EE.UU. hunde embarcaciones en alta mar; México lidera operativo de rescate sin precedentes

Los tres botes no emitieron ninguna señal de socorro. No hubo gritos, ni fuego de artillería, ni siquiera el destello de un radar al encenderse. Solo el silbido del aire cortado por misiles, y luego el agua tragándose el humo. Fue como si el Pacífico se hubiera cansado de guardar secretos y, de pronto, los soltara en pedazos.

EE.UU. hunde embarcaciones en alta mar; México lidera operativo de rescate sin precedentes

La Marina mexicana no anunció el rescate. Lo hizo sin ruido, como quien recoge un cadáver en la calle y lo lleva a la morgue sin llamar a la policía. El ARM Altamira, un buque de apoyo que normalmente transporta víveres y equipo a faros olvidados en el Golfo de Tehuantepec, desapareció de sus rutas habituales durante 17 horas. Nadie en la Secretaría de Defensa lo cuestionó. Ni siquiera el general que lo comandaba.

El único sobreviviente, un hombre con los brazos cubiertos de tatuajes que nadie quiere identificar —serpientes entrelazadas con calaveras, una cruz con alas, el nombre de una mujer en letras desgastadas—, no habló en español. Cuando lo interrogaron en el buque, respondió en quechua. Una palabra, repetida tres veces: “Wamani”. No es un nombre. No es un lugar. Es una advertencia. Alguien que se mueve entre las montañas y el mar, y que no necesita bandera para mandar.

Estados Unidos insiste en que eran “narcoterroristas”. Que llevaban armas pesadas, que usaban drones para guiar los ataques, que operaban bajo el paraguas de organizaciones designadas como terroristas. Pero en los archivos del Centro de Inteligencia de Narcóticos de la OEA, esos mismos botes —con sus motores de 800 caballos, sus tanques de combustible ocultos bajo el piso de madera, sus antenas modificadas— ya aparecieron hace once meses, cerca de Puerto Escondido. Entonces, los llamaron “contrabandistas de alta mar”. Ahora, son “Al-Qaeda del Pacífico”.
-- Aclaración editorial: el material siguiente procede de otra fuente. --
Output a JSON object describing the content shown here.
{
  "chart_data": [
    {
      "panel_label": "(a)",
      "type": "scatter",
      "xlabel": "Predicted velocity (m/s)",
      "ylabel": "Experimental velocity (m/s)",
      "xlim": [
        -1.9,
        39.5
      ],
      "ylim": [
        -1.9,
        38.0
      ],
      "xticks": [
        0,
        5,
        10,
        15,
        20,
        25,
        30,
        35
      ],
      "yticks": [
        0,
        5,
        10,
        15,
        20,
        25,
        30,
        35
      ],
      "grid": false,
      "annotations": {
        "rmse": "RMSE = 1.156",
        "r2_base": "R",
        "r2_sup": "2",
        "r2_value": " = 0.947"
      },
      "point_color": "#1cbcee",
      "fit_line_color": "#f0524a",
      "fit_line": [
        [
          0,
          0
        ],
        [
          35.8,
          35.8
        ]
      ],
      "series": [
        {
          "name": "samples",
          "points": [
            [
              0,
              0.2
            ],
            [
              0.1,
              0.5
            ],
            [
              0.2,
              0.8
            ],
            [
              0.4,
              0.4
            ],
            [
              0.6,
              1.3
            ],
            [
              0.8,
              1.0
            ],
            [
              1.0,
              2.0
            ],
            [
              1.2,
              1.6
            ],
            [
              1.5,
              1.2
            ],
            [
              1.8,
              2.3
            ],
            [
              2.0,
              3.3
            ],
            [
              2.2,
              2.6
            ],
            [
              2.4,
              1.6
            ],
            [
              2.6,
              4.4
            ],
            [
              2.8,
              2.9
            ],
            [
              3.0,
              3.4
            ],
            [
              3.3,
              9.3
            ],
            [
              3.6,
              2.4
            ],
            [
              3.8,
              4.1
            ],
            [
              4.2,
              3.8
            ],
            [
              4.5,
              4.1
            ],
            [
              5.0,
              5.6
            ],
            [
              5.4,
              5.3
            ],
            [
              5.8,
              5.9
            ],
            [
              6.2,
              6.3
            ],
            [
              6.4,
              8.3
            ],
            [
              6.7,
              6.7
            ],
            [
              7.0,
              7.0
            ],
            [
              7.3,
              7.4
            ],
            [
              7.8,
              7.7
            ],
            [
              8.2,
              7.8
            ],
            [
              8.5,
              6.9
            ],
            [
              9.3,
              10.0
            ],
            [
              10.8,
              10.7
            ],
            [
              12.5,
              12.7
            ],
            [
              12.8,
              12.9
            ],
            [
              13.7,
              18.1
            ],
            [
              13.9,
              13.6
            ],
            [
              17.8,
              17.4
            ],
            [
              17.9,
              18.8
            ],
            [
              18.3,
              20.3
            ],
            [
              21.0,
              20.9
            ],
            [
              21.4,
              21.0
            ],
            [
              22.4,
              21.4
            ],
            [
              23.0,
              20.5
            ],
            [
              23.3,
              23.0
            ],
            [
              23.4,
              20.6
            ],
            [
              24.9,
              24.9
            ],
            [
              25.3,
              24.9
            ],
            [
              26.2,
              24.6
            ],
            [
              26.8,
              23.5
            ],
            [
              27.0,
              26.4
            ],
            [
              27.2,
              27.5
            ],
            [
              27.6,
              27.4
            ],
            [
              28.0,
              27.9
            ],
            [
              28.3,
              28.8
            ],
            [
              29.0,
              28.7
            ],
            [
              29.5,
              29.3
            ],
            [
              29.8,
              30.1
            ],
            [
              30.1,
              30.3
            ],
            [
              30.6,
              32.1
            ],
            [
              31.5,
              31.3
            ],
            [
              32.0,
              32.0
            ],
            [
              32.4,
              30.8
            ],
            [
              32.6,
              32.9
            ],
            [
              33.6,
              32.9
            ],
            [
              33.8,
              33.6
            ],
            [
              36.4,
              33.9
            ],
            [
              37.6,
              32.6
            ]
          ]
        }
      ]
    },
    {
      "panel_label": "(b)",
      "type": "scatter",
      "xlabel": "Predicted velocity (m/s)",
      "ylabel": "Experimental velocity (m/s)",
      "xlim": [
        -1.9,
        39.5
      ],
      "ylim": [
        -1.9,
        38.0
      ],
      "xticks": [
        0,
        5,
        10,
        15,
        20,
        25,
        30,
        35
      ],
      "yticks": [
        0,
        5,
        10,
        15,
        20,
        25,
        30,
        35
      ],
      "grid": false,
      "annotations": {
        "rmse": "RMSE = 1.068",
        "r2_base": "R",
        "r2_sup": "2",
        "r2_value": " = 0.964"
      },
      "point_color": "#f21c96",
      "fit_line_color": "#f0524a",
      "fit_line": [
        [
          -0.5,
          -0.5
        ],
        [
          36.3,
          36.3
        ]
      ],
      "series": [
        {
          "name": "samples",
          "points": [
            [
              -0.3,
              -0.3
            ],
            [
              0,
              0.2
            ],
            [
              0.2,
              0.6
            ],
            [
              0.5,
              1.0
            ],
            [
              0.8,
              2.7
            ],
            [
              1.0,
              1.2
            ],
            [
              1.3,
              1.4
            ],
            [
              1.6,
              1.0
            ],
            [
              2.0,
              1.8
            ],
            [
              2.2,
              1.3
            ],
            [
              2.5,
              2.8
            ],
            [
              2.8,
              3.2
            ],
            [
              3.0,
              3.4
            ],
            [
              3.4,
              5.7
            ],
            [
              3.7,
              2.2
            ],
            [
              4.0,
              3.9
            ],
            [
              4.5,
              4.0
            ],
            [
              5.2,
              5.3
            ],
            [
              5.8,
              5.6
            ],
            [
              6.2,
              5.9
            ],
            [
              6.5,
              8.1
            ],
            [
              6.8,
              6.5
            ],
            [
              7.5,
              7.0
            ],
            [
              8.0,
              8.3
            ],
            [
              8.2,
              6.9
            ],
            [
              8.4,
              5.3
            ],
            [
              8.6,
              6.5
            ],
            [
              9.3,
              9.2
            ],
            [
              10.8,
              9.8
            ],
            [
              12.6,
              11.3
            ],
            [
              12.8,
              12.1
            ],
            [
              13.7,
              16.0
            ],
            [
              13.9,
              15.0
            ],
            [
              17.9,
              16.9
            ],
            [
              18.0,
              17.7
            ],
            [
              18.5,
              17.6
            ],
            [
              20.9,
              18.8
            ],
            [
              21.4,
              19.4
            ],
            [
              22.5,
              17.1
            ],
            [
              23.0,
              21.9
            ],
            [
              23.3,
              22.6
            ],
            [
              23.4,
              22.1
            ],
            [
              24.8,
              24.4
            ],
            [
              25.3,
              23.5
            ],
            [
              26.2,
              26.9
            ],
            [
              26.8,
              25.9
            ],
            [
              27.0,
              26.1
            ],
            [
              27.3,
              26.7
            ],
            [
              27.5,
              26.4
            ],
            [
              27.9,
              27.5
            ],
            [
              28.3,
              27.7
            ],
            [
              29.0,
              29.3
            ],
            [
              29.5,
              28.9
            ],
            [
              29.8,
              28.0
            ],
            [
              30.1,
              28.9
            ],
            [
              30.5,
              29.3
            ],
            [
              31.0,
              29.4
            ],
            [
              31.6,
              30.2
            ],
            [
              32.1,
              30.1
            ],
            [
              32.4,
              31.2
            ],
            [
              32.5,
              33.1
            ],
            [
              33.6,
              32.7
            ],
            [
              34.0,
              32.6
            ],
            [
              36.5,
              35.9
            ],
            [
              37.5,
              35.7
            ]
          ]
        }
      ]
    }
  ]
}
Lo extraño no es que hayan atacado. Lo extraño es que México los haya recogido.

En Sinaloa, los pescadores dicen que hace tres días vieron una lancha sin número, sin bandera, con un olor a sal y a químico. La cargaban con bloques de cocaína envueltos en plástico negro, como siempre. Pero no llegó a puerto. Se desvaneció en la niebla. Nadie sabe si era una de las cuatro. Nadie quiere saberlo.

En Tijuana, un exagente de la Policía Federal, ahora dueño de un taller de motores, reconoció el diseño de los propulsores: “Eso no es de los cárteles. Eso es de los que trabajan para los que tienen dinero en Washington”. No lo dijo en voz alta. Lo escribió en un papel, lo dobló, y lo metió en un sobre que le entregó a un reportero que nunca volvió a ver.

El USS Gerald Ford sigue su rumbo. Sus cazas F-35C patrullan el cielo como si el mar fuera un patio trasero. Su misión: “estabilidad”. Pero en las costas de Jalisco, los niños ya no juegan cerca del agua. Las madres cierran las ventanas al atardecer. Y en el puerto de Manzanillo, un oficial de la Guardia Costera confesó, en un bar lleno de humo y ron, que una de las embarcaciones tenía una placa de identificación que coincidía con un barco reportado como perdido en julio… de Guayaquil, sí, pero con permiso de carga emitido por un puerto en Chiapas.

Nadie habla de eso en los noticieros. Nadie pregunta por qué el único sobreviviente fue llevado a un hospital militar en Veracruz, donde no hay periodistas, ni familiares, ni abogados. Nadie pregunta por qué el presidente no ha hablado en tres días. Nadie pregunta por qué, en el último informe de inteligencia del Pentágono, se borró el nombre de un general mexicano que, hace dos años, fue visto en una reunión secreta con un oficial de la CIA en un hotel de Cancún.

Lo que sí se sabe es esto: cuando el hombre que sobrevivió despertó en el hospital, preguntó por un teléfono. No pidió un abogado. No pidió agua. Pidió un teléfono. Y cuando le dijeron que no había, lloró. No de miedo. De cansancio.

Y en la costa, entre el salitre y el silencio, alguien dejó una carta en el muelle. Sin firma. Solo una frase escrita con tiza sobre el cemento:

“El que manda desde el norte no necesita matar. Solo necesita que dejemos de mirar.”